「響子さん、ココロは?」

「ああ。係りの仕事でちょい学校に残らないといけないんだと。そうだケイ、ココロを迎えに行ってやれよ。昨日、アンタが来なかったからすっげぇ落ち込んでたんだぞアイツ」


ゲッ、マジで? そりゃ悪いことしちゃったな。

俺とココロは他校同士の恋愛だから、会う時間も限られている。

ココロ、毎日俺に会うの楽しみにしてくれてるもんな。
それは俺も同じなんだけどさ。


この前、俺を迎えに来てくれたし、今度は俺が彼女を迎えに行く番だな。
 

俺は皆にココロを迎えに行って来ることを伝え、颯爽と愛チャリを飛ばすことにした。

向かうは勿論、ココロの通う高校。
そう距離はない。チャリで15分の場所にその高校はある。

彼女にあったらまず詫びないとな。

んでもって、彼女の我が儘いっぱい聞くことにしよう。

結構俺、舎弟とか喧嘩とかで時間を割かれることが多いから。
もっと彼女を大事にしないとな。


あ、そうだ。


行き途中、俺は自販機でペットボトルのレモンティーを購入する。

レモンティーはココロの大好きな飲み物なんだ。
べつに物で釣るってわけじゃないけど、でも気持ちとして受け取ってもらいたい。


ちょい寄り道をした後、無事にココロの高校に通う正門前に到着。

携帯を取り出して一応メールを打つことにした。
擦れ違ったりしたら切ないしな。

それから10分くらい手持ち無沙汰、メールの返信も来ないから、適当にネットを開き携帯を弄って彼女が来るのを待つ。
 

そうして待っていると、正門向こう、校舎の昇降口付近で人影がひとつ、ふたつ。


必死にぺこぺこ頭を下げているのは待ち望んだ彼女。

もう一人はなんだか妙に爽やかオーラを発している…、見るからにクラスの中心人物であろう日向男子がそこにはいた。

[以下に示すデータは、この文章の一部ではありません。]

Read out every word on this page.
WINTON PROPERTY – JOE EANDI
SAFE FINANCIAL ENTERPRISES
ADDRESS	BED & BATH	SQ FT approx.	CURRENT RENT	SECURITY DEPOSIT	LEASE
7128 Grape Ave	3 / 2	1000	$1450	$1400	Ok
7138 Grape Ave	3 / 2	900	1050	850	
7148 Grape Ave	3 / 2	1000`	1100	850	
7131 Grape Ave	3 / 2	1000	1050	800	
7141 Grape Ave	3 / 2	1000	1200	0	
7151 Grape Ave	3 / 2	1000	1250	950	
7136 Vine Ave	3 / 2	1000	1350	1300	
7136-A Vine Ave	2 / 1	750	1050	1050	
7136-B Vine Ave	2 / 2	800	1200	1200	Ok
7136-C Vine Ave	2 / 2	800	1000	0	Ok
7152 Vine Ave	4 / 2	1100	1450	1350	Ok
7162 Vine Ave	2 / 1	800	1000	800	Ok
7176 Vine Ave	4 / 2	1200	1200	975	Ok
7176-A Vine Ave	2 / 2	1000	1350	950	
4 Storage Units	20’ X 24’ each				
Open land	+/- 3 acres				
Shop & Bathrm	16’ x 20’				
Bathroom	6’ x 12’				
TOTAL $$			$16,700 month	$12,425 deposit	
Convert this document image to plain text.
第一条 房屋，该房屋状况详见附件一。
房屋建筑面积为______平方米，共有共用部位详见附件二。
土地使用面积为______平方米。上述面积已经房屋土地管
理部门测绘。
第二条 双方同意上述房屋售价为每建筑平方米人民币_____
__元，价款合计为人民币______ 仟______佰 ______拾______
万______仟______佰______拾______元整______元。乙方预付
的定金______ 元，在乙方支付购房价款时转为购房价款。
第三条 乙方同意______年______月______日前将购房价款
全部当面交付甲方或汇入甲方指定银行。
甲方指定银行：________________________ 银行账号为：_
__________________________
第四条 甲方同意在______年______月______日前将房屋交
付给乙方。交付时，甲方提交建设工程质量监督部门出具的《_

なんで日向男子だと分かるのか、そりゃあ発しているオーラでさ、なんとなーく分かるんだよ。

俺、これでも地味人生貫いて16年、今年で17年目に突入しようとしているんだから?

匂いでこいつと俺は違う類って把握できちまう。
つまりあいつは俺とは違う人種の人間ってことだ。